Clarified on 2/27/08: An earlier version of this story implied a settlement had been reached regarding Visa's antitrust issues. Litigation is ongoing.
Homer Simpson once lovingly described alcohol as "the cause of—and solution to—all of life's problems." The windfall expected from Visa's plan for a record-breaking initial public offering might be viewed in much the same way.
The credit card giant's debut is expected to generate $18.8 billion. Ironically, the much needed shot in the arm for write-down-saddled banks, the stagnant IPO market—and even, as the San Francisco Chronicle put it, the whole economy— that this will provide comes care of one of the biggest conduits Americans use to run up the billions of dollars in debt now experiencing rising defaults and threatening consumer spending.
That won't stop investors from clamoring for Visa shares, however. The deal is expected to be one of the few successful offerings this year in a market that remains basically frozen, as underwriters and companies wait out credit problems, bank woes, and economic uncertainty before going public.
Analysts see pent-up demand for the shares as regular investors, suffering from with what's been dubbed "MasterCard envy," eagerly await the chance to get in on one of the few financial-sector stories that aren't suffering from credit problems. "This is a unique event," says David Menlow, president of ipofinancial.com. "People have been salivating for two years since MasterCard's [IPO]."
That deal by Visa's smaller rival raised more than $2.4 billion in May 2006 and scored one of the best performances on Wall Street in the following months. Its shares, which went public at $39, now trade at $195.
If Visa hits even the low range of its target prices, the deal will blow past the $10.6 billion debut of AT&T Wireless in 2000.
Part of the allure of both Visa and MasterCard is their long-term growth prospects, as shoppers continue the long shift from cash to plastic. Between 2003 and 2006, debit card use surged 62 percent, according to Federal Reserve data.

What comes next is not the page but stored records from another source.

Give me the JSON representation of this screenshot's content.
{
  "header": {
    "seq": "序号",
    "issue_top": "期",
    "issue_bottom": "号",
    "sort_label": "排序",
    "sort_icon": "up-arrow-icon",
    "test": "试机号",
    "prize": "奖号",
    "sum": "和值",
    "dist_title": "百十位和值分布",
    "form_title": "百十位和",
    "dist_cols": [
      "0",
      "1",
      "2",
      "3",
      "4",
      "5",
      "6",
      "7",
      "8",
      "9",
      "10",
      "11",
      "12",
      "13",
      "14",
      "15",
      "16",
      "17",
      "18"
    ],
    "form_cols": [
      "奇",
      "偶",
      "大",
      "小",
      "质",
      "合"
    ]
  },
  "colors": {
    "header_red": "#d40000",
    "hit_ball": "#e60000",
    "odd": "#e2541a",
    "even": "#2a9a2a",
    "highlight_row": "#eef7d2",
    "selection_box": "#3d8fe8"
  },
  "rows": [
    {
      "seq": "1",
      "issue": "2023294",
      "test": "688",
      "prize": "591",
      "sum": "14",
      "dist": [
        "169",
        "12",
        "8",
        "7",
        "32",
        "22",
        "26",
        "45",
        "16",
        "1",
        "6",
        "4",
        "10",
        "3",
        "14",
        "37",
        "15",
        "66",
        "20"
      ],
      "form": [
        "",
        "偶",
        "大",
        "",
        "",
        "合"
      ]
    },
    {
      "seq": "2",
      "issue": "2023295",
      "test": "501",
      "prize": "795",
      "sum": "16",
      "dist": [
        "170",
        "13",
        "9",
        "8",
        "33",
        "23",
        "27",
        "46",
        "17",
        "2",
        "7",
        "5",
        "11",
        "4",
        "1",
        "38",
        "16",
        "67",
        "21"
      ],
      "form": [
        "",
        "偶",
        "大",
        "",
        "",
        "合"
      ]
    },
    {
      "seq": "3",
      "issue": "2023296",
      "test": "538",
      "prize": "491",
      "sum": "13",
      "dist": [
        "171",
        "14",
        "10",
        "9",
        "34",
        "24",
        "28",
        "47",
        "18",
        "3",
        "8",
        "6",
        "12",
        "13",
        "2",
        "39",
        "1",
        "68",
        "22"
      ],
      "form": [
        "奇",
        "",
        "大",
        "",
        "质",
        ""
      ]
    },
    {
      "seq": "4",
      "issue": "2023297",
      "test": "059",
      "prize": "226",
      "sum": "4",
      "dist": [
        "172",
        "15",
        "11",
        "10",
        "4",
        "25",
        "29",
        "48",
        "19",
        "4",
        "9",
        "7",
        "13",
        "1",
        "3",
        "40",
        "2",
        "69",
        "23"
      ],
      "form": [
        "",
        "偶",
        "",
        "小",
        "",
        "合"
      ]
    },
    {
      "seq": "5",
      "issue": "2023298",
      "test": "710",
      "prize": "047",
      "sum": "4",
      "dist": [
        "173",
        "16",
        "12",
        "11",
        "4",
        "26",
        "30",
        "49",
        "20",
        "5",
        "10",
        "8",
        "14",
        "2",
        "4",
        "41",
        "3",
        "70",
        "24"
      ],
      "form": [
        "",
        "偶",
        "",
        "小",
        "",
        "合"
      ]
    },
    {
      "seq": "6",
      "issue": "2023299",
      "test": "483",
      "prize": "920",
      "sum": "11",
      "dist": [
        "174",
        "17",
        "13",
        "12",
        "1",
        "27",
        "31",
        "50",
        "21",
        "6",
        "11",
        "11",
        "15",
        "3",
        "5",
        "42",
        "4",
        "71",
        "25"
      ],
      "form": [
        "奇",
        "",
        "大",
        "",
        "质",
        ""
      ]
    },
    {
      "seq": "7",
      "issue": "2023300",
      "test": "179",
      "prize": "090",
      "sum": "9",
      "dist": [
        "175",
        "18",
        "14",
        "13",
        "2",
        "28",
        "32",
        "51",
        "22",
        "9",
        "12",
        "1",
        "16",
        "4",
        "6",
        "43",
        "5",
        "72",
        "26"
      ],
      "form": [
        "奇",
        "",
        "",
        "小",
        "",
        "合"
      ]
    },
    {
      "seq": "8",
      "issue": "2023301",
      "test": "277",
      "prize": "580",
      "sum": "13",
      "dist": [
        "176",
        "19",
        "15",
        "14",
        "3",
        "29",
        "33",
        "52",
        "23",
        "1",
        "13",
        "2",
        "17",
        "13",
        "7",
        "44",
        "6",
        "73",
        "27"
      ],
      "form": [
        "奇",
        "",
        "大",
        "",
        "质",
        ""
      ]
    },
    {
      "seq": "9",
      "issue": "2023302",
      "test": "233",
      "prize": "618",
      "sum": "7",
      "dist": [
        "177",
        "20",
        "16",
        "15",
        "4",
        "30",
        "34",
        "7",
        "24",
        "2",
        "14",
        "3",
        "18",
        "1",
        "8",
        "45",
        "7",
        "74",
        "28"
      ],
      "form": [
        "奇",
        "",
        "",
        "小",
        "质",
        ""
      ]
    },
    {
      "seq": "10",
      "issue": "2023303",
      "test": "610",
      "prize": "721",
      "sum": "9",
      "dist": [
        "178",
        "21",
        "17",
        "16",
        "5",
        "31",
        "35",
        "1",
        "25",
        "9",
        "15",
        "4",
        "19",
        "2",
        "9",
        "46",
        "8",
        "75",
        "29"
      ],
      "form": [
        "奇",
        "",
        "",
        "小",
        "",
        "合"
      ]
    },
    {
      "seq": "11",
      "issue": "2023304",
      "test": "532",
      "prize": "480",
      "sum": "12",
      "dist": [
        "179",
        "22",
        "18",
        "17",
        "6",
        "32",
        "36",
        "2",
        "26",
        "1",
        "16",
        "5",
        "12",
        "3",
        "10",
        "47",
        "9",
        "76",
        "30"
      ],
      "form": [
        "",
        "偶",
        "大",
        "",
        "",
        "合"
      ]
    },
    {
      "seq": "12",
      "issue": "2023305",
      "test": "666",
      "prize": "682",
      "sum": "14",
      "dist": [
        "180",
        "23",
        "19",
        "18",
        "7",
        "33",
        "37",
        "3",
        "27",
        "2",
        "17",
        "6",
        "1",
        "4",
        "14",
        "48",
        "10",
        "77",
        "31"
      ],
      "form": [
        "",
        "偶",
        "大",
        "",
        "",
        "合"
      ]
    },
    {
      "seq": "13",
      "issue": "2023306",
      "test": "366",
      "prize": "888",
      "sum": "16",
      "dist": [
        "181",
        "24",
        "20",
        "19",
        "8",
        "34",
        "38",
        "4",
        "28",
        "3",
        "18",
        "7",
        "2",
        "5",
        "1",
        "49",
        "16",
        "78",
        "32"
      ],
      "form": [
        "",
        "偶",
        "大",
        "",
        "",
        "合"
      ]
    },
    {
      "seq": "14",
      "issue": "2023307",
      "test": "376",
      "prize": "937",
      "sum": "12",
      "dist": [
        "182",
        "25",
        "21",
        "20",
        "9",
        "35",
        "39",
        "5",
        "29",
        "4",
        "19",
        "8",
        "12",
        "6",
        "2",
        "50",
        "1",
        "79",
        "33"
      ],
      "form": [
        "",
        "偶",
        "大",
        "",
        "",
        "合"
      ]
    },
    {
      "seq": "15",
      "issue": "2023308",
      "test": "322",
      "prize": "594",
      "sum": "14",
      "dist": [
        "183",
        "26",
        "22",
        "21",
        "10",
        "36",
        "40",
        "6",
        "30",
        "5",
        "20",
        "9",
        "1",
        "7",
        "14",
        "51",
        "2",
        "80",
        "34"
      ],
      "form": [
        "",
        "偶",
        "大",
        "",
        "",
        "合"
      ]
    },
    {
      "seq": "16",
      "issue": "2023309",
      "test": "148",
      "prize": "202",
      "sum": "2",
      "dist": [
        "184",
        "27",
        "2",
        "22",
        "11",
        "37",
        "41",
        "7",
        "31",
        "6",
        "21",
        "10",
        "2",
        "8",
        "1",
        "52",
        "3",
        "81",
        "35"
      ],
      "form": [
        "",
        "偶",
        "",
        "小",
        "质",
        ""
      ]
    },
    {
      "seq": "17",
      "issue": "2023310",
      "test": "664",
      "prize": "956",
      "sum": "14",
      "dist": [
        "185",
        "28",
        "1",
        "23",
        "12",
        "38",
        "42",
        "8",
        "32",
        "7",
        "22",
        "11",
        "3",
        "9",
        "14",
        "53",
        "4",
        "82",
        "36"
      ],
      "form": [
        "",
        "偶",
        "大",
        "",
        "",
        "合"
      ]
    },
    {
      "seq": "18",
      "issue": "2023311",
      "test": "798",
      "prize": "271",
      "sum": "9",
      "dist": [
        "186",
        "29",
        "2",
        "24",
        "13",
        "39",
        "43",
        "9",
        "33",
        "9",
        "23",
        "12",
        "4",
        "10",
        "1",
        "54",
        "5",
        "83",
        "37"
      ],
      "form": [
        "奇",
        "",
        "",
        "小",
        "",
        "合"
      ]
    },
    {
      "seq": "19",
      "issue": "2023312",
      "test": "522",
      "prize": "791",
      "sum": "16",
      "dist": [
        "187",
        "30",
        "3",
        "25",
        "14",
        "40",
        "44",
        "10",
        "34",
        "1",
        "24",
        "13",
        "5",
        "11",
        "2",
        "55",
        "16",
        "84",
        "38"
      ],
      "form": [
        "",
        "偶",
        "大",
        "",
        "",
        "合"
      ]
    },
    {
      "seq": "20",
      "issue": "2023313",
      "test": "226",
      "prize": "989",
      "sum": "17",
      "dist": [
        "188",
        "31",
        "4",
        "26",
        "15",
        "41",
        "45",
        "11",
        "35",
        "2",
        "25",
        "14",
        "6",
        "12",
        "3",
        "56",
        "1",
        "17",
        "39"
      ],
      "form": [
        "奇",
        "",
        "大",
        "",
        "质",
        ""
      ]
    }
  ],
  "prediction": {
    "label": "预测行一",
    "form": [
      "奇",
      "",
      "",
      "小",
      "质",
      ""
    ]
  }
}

Visa, which holds about half of that market, estimates its volume could gain 11 percent a year through 2012 on strong growth in Asia and the Middle East.
Also, the two don't face credit risk because they don't extend credit to cardholders, like rivals American Express or Discover Financial Services, instead drawing revenue from transaction processing for the banks (which extend the credit).
Cash raised in the offering should quench the thirst among strapped institutions ailing in the wake of the mortgage bust. As Floyd Norris of the New York Times reports, the big investment banks are among the winners in the deal. They'll be distancing themselves from some antitrust trouble at Visa, while raking in some much needed cash from fees and their existing ownership of Visa. JPMorgan and Goldman Sachs were lead underwriters and will share in an estimated $350 million in deal fees with several other big banks, according to the Wall Street Journal. Cash will also flow to hundreds of smaller member banks, which made up the core of Visa's business.
For worried bankers and investors hunting for safe investments, it might be time to raise a glass.